Étrangers dans la Commune de Paris
Les Étrangers dans la Commune de Paris sont les personnes nées hors de France et qui ont pris part à la défense de la Commune de Paris. Un des aspects uniques de cette Commune repose sur le rôle majeur que plusieurs étrangers y ont tenu. On distingue different types d'engagements en fonction de leur communauté d’origine, de leur but (militaire ou idéologiques) ou de simples raisons familiales. Certains étrangers viennent rejoindre l'insurrection, une fois déclarée, dans un contexte d''internationalisme prolétarien. Les étrangers sont durement punis lors de la répression qui écrase la Commune.
Définition
Que ce soit au cours des recensements avant celui de 1886 ou des jugements des tribunaux militaires après la répression de 1871, le lieu de naissance détermine la nationalité pour étudier les Étrangers dans la Commune de Paris[1].
La notion de l’étranger est cependant floue tant sur le plan juridique qu'au quotidien[2]. Les Français eux-mêmes ne maîtrisent pas tous le français, de nombreux dialectes sont encore parlés et il existe des différences culturelles importantes entre la campagne et la ville[2].
Les quartiers populaires de Paris concentrent les populations étrangères : quartier de La Villette, quartier de Belleville, le Faubourg Saint-Antoine ou le 13e arrondissement[2]. Trois types de populations s'y trouvent : immigrant étrangers, migrants internes et population ouvrière expulsée du Vieux Paris[2]. Les habitants de Paris sont donc un mélange de classes et de races[2].
Contexte
Les Étrangers à Paris à la fin du Second Empire
Bien que probablement imprécis, environ 104 074 étrangers vivent à Paris en 1866 alors que la population est de 2 000 000 d’habitants.
On distingue diverses communautés hétérogènes présentes à Paris pour des raisons variées et propre à l’époque. La communauté allemande est alors la plus importante[1] et représente 70 000 personnes[2],[3]. Une partie, qui habite le quartier de La Villette, est ouvrière et peu qualifiée[1]. Ceux du Faubourg Saint-Antoine travaillent dans l’ébénisterie, la carrosserie, la chaussure tandis que ceux du quartier de Clignancourt sont employés dans la mécanique ou les chemins de fer[1]. L'élite économique et financière se trouve dans le quartier de la Chaussée d’Antin[1]. Les 45 000 Belges[2] travaillent dans des métiers similaires aux Français, pour l'essentiel ouvrier[1]. On décompte également 30 000 Suisses[2], des Italiens et des Luxembourgeois (18 000[2]) en nombre plus faibles[1].

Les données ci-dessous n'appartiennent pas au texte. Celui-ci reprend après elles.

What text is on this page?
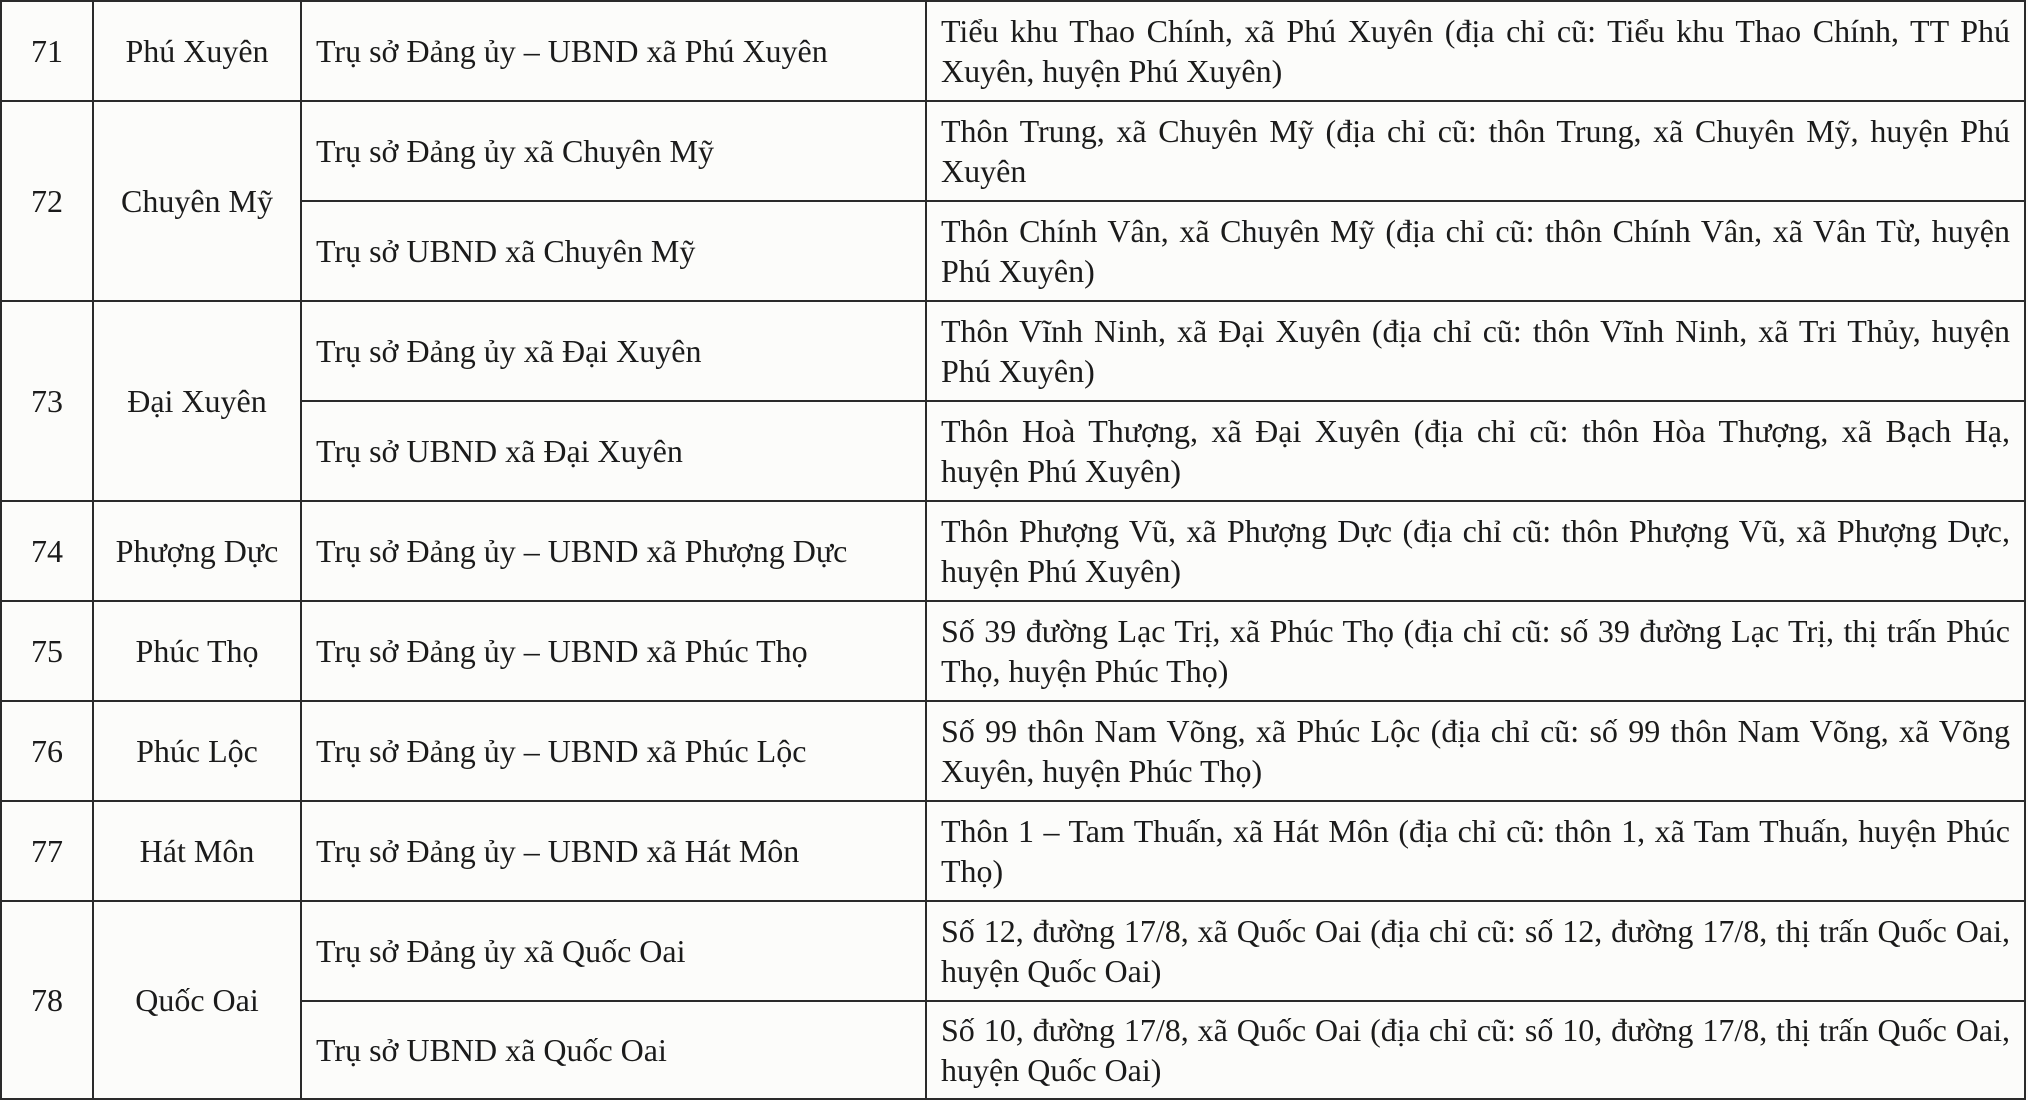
71	Phú Xuyên	Trụ sở Đảng ủy – UBND xã Phú Xuyên	Tiểu khu Thao Chính, xã Phú Xuyên (địa chỉ cũ: Tiểu khu Thao Chính, TT Phú Xuyên, huyện Phú Xuyên)
72	Chuyên Mỹ	Trụ sở Đảng ủy xã Chuyên Mỹ	Thôn Trung, xã Chuyên Mỹ (địa chỉ cũ: thôn Trung, xã Chuyên Mỹ, huyện Phú Xuyên
		Trụ sở UBND xã Chuyên Mỹ	Thôn Chính Vân, xã Chuyên Mỹ (địa chỉ cũ: thôn Chính Vân, xã Vân Từ, huyện Phú Xuyên)
73	Đại Xuyên	Trụ sở Đảng ủy xã Đại Xuyên	Thôn Vĩnh Ninh, xã Đại Xuyên (địa chỉ cũ: thôn Vĩnh Ninh, xã Tri Thủy, huyện Phú Xuyên)
		Trụ sở UBND xã Đại Xuyên	Thôn Hoà Thượng, xã Đại Xuyên (địa chỉ cũ: thôn Hòa Thượng, xã Bạch Hạ, huyện Phú Xuyên)
74	Phượng Dực	Trụ sở Đảng ủy – UBND xã Phượng Dực	Thôn Phượng Vũ, xã Phượng Dực (địa chỉ cũ: thôn Phượng Vũ, xã Phượng Dực, huyện Phú Xuyên)
75	Phúc Thọ	Trụ sở Đảng ủy – UBND xã Phúc Thọ	Số 39 đường Lạc Trị, xã Phúc Thọ (địa chỉ cũ: số 39 đường Lạc Trị, thị trấn Phúc Thọ, huyện Phúc Thọ)
76	Phúc Lộc	Trụ sở Đảng ủy – UBND xã Phúc Lộc	Số 99 thôn Nam Võng, xã Phúc Lộc (địa chỉ cũ: số 99 thôn Nam Võng, xã Võng Xuyên, huyện Phúc Thọ)
77	Hát Môn	Trụ sở Đảng ủy – UBND xã Hát Môn	Thôn 1 – Tam Thuấn, xã Hát Môn (địa chỉ cũ: thôn 1, xã Tam Thuấn, huyện Phúc Thọ)
78	Quốc Oai	Trụ sở Đảng ủy xã Quốc Oai	Số 12, đường 17/8, xã Quốc Oai (địa chỉ cũ: số 12, đường 17/8, thị trấn Quốc Oai, huyện Quốc Oai)
		Trụ sở UBND xã Quốc Oai	Số 10, đường 17/8, xã Quốc Oai (địa chỉ cũ: số 10, đường 17/8, thị trấn Quốc Oai, huyện Quốc Oai)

Les Versaillais et les étrangers
Pour la droite Versaillaise, l'Église et l’Armée, l’étranger est la source des malheurs de la France[2]. Pour les militaires en particulier, c'est l'ennemi que l'on peut enfin massacrer au nom d'une revanche prise dans les rues de Paris[2]. À ceci se superpose l’idée que les étrangers sont contrôlés par l'Internationale elle même sous influence du Royaume de Prusse et du Royaume-Uni de Grande-Bretagne[2].

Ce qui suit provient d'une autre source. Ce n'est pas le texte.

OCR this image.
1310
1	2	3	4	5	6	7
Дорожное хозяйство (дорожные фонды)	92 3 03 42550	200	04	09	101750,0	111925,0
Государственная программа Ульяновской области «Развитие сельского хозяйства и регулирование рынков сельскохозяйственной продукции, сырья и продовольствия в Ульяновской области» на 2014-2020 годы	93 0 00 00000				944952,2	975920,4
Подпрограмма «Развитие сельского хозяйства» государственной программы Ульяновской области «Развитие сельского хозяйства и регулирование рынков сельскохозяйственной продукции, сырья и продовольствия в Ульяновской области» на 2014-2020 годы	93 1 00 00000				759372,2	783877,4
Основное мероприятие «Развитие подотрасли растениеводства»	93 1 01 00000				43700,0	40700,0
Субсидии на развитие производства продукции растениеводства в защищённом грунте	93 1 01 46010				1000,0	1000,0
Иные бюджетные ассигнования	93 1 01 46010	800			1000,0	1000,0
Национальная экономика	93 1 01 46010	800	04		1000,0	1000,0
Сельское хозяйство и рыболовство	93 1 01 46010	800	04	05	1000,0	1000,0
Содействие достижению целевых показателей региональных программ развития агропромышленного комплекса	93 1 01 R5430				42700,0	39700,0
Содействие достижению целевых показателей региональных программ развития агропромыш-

Pour le gouvernement de Versailles, que des Polonais, Italiens ou Belges soient nommés à des postes élevés lors de la Commune marque une trahison des intérêts français[4].
La présence d'étrangers communards leur permet de renforcer les stéréotypes sur les communards[5].

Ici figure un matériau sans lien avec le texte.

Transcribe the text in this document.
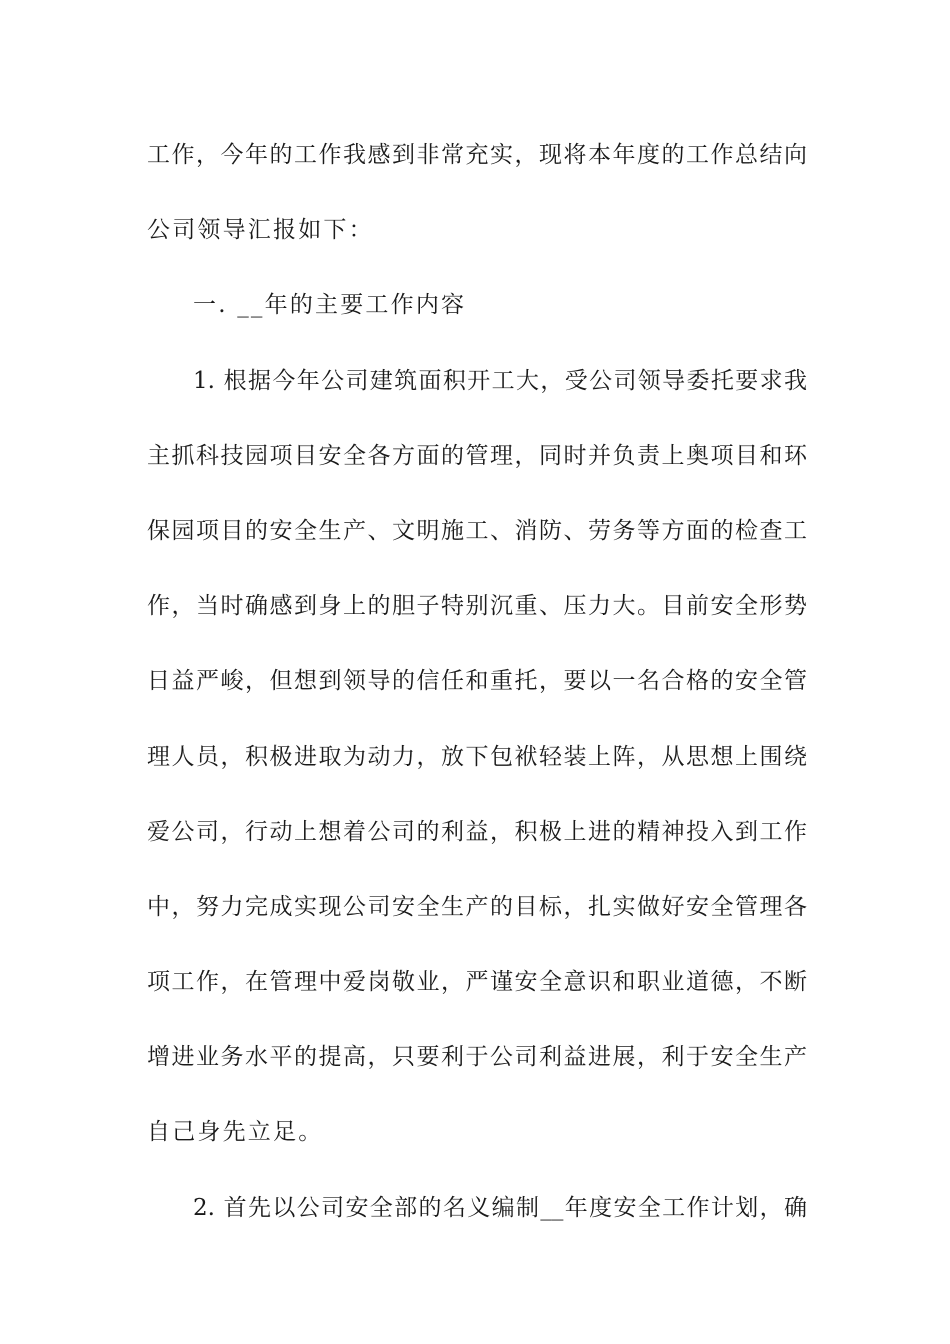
工作，今年的工作我感到非常充实，现将本年度的工作总结向
公司领导汇报如下：
一. __年的主要工作内容
1. 根据今年公司建筑面积开工大，受公司领导委托要求我
主抓科技园项目安全各方面的管理，同时并负责上奥项目和环
保园项目的安全生产、文明施工、消防、劳务等方面的检查工
作，当时确感到身上的胆子特别沉重、压力大。目前安全形势
日益严峻，但想到领导的信任和重托，要以一名合格的安全管
理人员，积极进取为动力，放下包袱轻装上阵，从思想上围绕
爱公司，行动上想着公司的利益，积极上进的精神投入到工作
中，努力完成实现公司安全生产的目标，扎实做好安全管理各
项工作，在管理中爱岗敬业，严谨安全意识和职业道德，不断
增进业务水平的提高，只要利于公司利益进展，利于安全生产
自己身先立足。
2. 首先以公司安全部的名义编制__年度安全工作计划，确
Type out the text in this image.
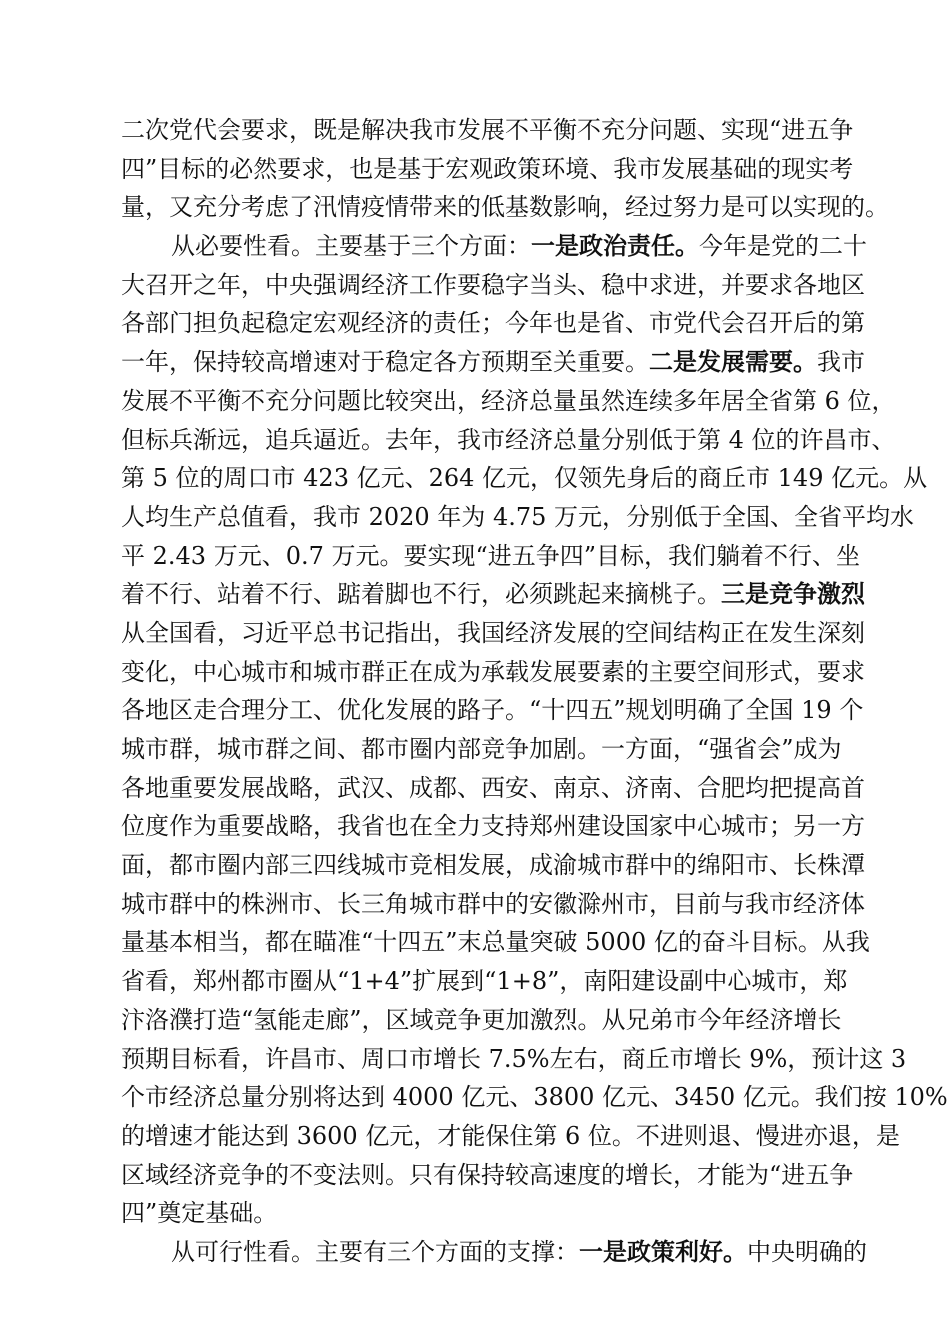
二次党代会要求，既是解决我市发展不平衡不充分问题、实现“进五争
四”目标的必然要求，也是基于宏观政策环境、我市发展基础的现实考
量，又充分考虑了汛情疫情带来的低基数影响，经过努力是可以实现的。
从必要性看。主要基于三个方面：一是政治责任。今年是党的二十
大召开之年，中央强调经济工作要稳字当头、稳中求进，并要求各地区
各部门担负起稳定宏观经济的责任；今年也是省、市党代会召开后的第
一年，保持较高增速对于稳定各方预期至关重要。二是发展需要。我市
发展不平衡不充分问题比较突出，经济总量虽然连续多年居全省第 6 位，
但标兵渐远，追兵逼近。去年，我市经济总量分别低于第 4 位的许昌市、
第 5 位的周口市 423 亿元、264 亿元，仅领先身后的商丘市 149 亿元。从
人均生产总值看，我市 2020 年为 4.75 万元，分别低于全国、全省平均水
平 2.43 万元、0.7 万元。要实现“进五争四”目标，我们躺着不行、坐
着不行、站着不行、踮着脚也不行，必须跳起来摘桃子。三是竞争激烈
从全国看，习近平总书记指出，我国经济发展的空间结构正在发生深刻
变化，中心城市和城市群正在成为承载发展要素的主要空间形式，要求
各地区走合理分工、优化发展的路子。“十四五”规划明确了全国 19 个
城市群，城市群之间、都市圈内部竞争加剧。一方面，“强省会”成为
各地重要发展战略，武汉、成都、西安、南京、济南、合肥均把提高首
位度作为重要战略，我省也在全力支持郑州建设国家中心城市；另一方
面，都市圈内部三四线城市竞相发展，成渝城市群中的绵阳市、长株潭
城市群中的株洲市、长三角城市群中的安徽滁州市，目前与我市经济体
量基本相当，都在瞄准“十四五”末总量突破 5000 亿的奋斗目标。从我
省看，郑州都市圈从“1+4”扩展到“1+8”，南阳建设副中心城市，郑
汴洛濮打造“氢能走廊”，区域竞争更加激烈。从兄弟市今年经济增长
预期目标看，许昌市、周口市增长 7.5%左右，商丘市增长 9%，预计这 3
个市经济总量分别将达到 4000 亿元、3800 亿元、3450 亿元。我们按 10%
的增速才能达到 3600 亿元，才能保住第 6 位。不进则退、慢进亦退，是
区域经济竞争的不变法则。只有保持较高速度的增长，才能为“进五争
四”奠定基础。
从可行性看。主要有三个方面的支撑：一是政策利好。中央明确的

À l'issue de la reprise de Paris, la presse versaillaise s’acharne, à tort, à prouver que l'insurrection venait d'agitateurs étrangers, agents bonapartistes ou prussiens, pour le plus grand malheur de la France. Une terrible période de xénophobie s'ensuivit[6].
Traitement des étrangers par la Commune de Paris
Principe
La Commune de Paris ouvre la citoyenneté aux étrangers : « Considérant que le drapeau de la commune est celui de la République universelle ; considérant que toute cité a le droit de donner le titre de citoyen aux étrangers qui la servent… »[7].
Cas de la communauté allemande
Au cours de la guerre de 1870, les allemands sont expulsés de Paris[3]. Lorsque l'armistice franco-allemand est signé, ceux-ci rentrent sur la capitale mais doivent faire face à une hostilité accrue notamment en raison du siège de Paris qui se termine le 28 janvier 1871[3]. Cette hostilité semble être diminuée[8] durant la Commune mais les arrestations d'Allemands continuent sur le simple prétexte de leur nationalité[3].
Participation aux événements de la Commune
Topographie des étrangers communards
Le Dictionnaire du mouvement ouvrier Maitron recense 20 000 communards dont 672 sont étrangers (soit 3%). Ils sont moins présents que dans la population parisienne générale où ils sont 5% environ bien que ces estimations soit approximatives. Le plus gros contingent est formé par les Belges, puis les Polonais[9], les Italiens, les Luxembourgeois et les Suisses[2].
Les Suisses, les Belges, les Luxembourgeois sont des artisans et des journaliers des quartiers populaires de Paris tandis que les Polonais et les Italiens sont des militaires[2].
Quelques arabes participent également, en particulier comme zouaves[10].
Influence politique
Léo Frankel est le seul élu étranger de la Commune de Paris[11] au Conseil de la Commune où il est membre de la Commission du travail et de l'échange, puis de la Commission des finances[12].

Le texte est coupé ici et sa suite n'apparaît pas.